20話〜残し残されるもの〜《継承》
「ハンバーグっ、ハンバーグっ」
ガラスを叩きそうなほど嬉々とする邦夫に、
「仕方ない、子供には勝てないね」
わざと目を瞑って見せる菫に、
「姉さんまだ……あ、生ビールですって!?俺飲んでみたい」
と、颯太はちゃめっ気を出して気を逸らそうとするのだった。
「邦夫、入ろうか?ささ、姉さんも早く早く」
「仕方のない子だね。邦夫よりお前の方が手に負えないよ」
満更でもなく店に入って行く菫だった。
カラン、コロン、
少し角のあるベルがドアに揺らされる。
黒服のボーイがすかさず、
「何名さまですか?」
と尋ねる。
「3人です」
意気揚々と答えるのは、何と菫の方だった。
そして、ボーイに従い席に案内される3人。
「こちらのお席でよろしいでしょうか?」
「結構です」
そう答えるとボーイが椅子を引き、促されるままに席に着く菫だった。
そしてすぐに氷で汗をかいたグラスが運ばれ、
「本日のメニューとなっております」
と、また別のボーイがおすすめの案内をするのだった。
「邦夫は……」
颯太が言い終わるのを待たずに、
「ハンバーグっ」
厨房の奥まで通りそうな邦夫の声。
「はは、そうか!?じゃあ俺は生ビールというのをもらおうかな」
メニューを指差しほくそ笑む颯太。
そして、ボーイの視線で注文を促される菫は、
「私はブランデーがいいかね」
空席を眺めながらそういう菫に、
「銘柄のご指定はございますか?」
メニューの上を手のひらが這いずる。
「そうさねぇ、ナポレ……何とかってのがなかったかね?」
「こちらでございますね。飲み方はいかがなさいますか?水割りなどで……」
「いいですね、だが私はブランデーはロックと決めているのでね」
「ただいまお持ちいたします」
そう答えるボーイの目には少し意表をつかれたような色が滲んだ。
程なくして、飲み物が運ばれてきた。
「おお、来たきた」
満面の笑みを浮かべ手を伸ばし受け取ろうとする颯太に、
「これ、はしたない。自分から受け取りに行くものではありませんよ」
背筋を伸ばしたままの菫が伏せ目勝ちに釘を刺す。
「はは、コレは痛いところを」
そう言ってはにかむ颯太。
「おや!?オレンジジュースは頼んでいませんが」
立ち去ろうとするボーイを引き止める菫。
「失礼しました。
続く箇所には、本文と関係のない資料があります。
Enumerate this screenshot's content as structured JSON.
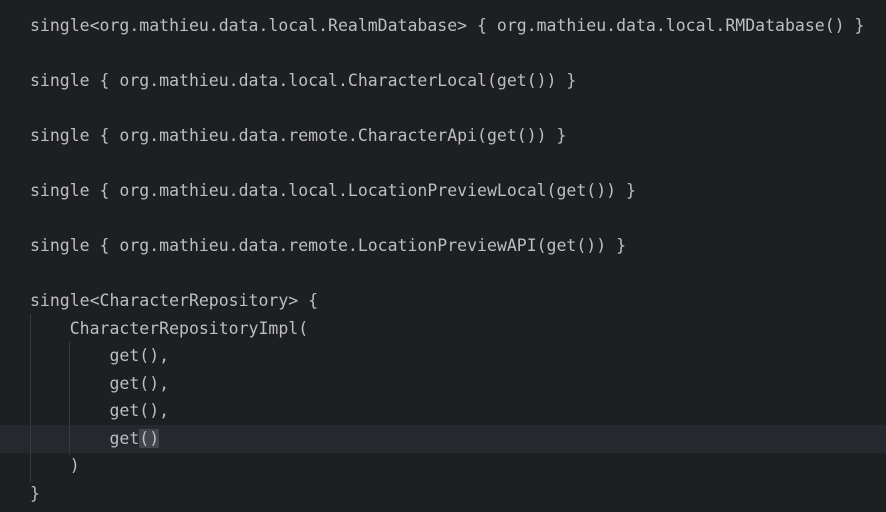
{
  "editor": {
    "colors": {
      "background": "#1e1f22",
      "text": "#bcbec4",
      "current_line": "#26282e",
      "indent_guide": "#393b40",
      "bracket_match": "#43454a"
    },
    "lines": [
      "single<org.mathieu.data.local.RealmDatabase> { org.mathieu.data.local.RMDatabase() }",
      "single { org.mathieu.data.local.CharacterLocal(get()) }",
      "single { org.mathieu.data.remote.CharacterApi(get()) }",
      "single { org.mathieu.data.local.LocationPreviewLocal(get()) }",
      "single { org.mathieu.data.remote.LocationPreviewAPI(get()) }",
      "single<CharacterRepository> {",
      "    CharacterRepositoryImpl(",
      "        get(),",
      "        get(),",
      "        get(),",
      "        get",
      "()",
      "    )",
      "}"
    ]
  }
}
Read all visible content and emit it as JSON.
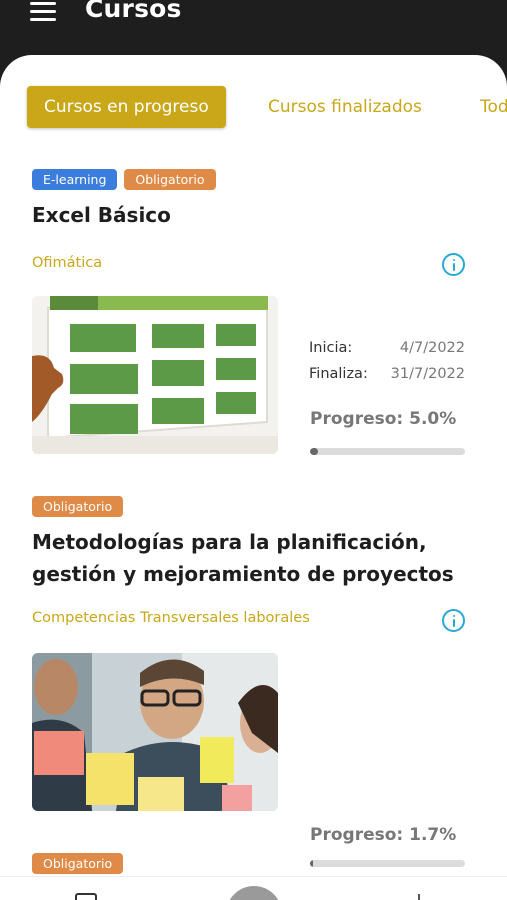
{
  "header": {
    "title": "Cursos"
  },
  "tabs": [
    {
      "label": "Cursos en progreso",
      "active": true
    },
    {
      "label": "Cursos finalizados",
      "active": false
    },
    {
      "label": "Todos",
      "active": false
    }
  ],
  "courses": [
    {
      "badges": [
        "E-learning",
        "Obligatorio"
      ],
      "title": "Excel Básico",
      "category": "Ofimática",
      "image": "spreadsheet-illustration",
      "start_label": "Inicia:",
      "start_date": "4/7/2022",
      "end_label": "Finaliza:",
      "end_date": "31/7/2022",
      "progress_text": "Progreso: 5.0%",
      "progress": 0.05
    },
    {
      "badges": [
        "Obligatorio"
      ],
      "title": "Metodologías para la planificación, gestión y mejoramiento de proyectos",
      "category": "Competencias Transversales laborales",
      "image": "team-sticky-notes-photo",
      "progress_text": "Progreso: 1.7%",
      "progress": 0.017
    },
    {
      "badges": [
        "Obligatorio"
      ]
    }
  ],
  "colors": {
    "accent": "#c9a718",
    "elearning": "#3b7ddd",
    "obligatorio": "#e08a47",
    "info": "#29a8d6"
  },
  "bottom_nav": {
    "icons": [
      "folder-icon",
      "home-icon",
      "add-icon"
    ]
  }
}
先代さまからのご贔屓にとオーナーから心ばかりの……」
振り返りそう告げるボーイに、
「そうかい、私たちを覚えていてくださったとは、ご無沙汰していて申し訳ないとお伝えください」
と、座ったままだが、深々と頭を下げる菫だった。
「さーて皆でいただこうかね、乾杯」
「乾杯っ」
元気に両手でオレンジジュースを持ち上げる邦夫の声に、他のお客さんもにこやかな顔をする。
「ぷはぁ、うまいなぁコレ!?瓶よりも爽やかだ」
嬉しそうにジョッキを見回す颯太に、
「私は瓶の味わいの方が好きだね」
ロックグラスを揺らし、また別の席を見る菫。
「姉さんは生ビールを飲んだことがあるんですね?」
意外そうな顔をする颯太は続けて、
「あっちの席に座った方が良かったかな?」
と、父のお気に入りだった席を指差した。
「いいや、別の席から見たかったのさ。今でもお父様があそこにいるようでね」
菫はそう言ってグラスを傾けるのだった。
何の気なしにその席を見る颯太の目には、あの日の団欒の光景が見えていたのだろう。
「お前はいいさ、いつも可愛がってもらってね」
こんなレストランに来ていても、いつも父の目が気になっていた菫。
今の彼女を作り上げたのは、そんな日々だった。
ロックグラスを置く手の仕草が、あの日の父の手を思わせた。
そんな自分の手を眺め、
「ふっ」
と、ため息をひとつ漏らすのだった。
「ご馳走様、今後はなるべくお邪魔させていただきますね」
菫はそう言って、また角ばったベルを鳴らして店をあとにするのだった。
「ハンバーグまた食べに来られるの?」
颯太を見上げ邦夫がそう期待を込めた。
「ああ、また来ような。しかし、お母さんは来られないかも知れないな」
「お前が生ビールを飲めなくなるからだろ?」
振り向きもせずそういう菫に、
「いやだな姉さん、そういうんじゃ……」
颯太は振り向かない菫の背中に……
そこに目を赤くする菫の顔が思い浮かぶのだった。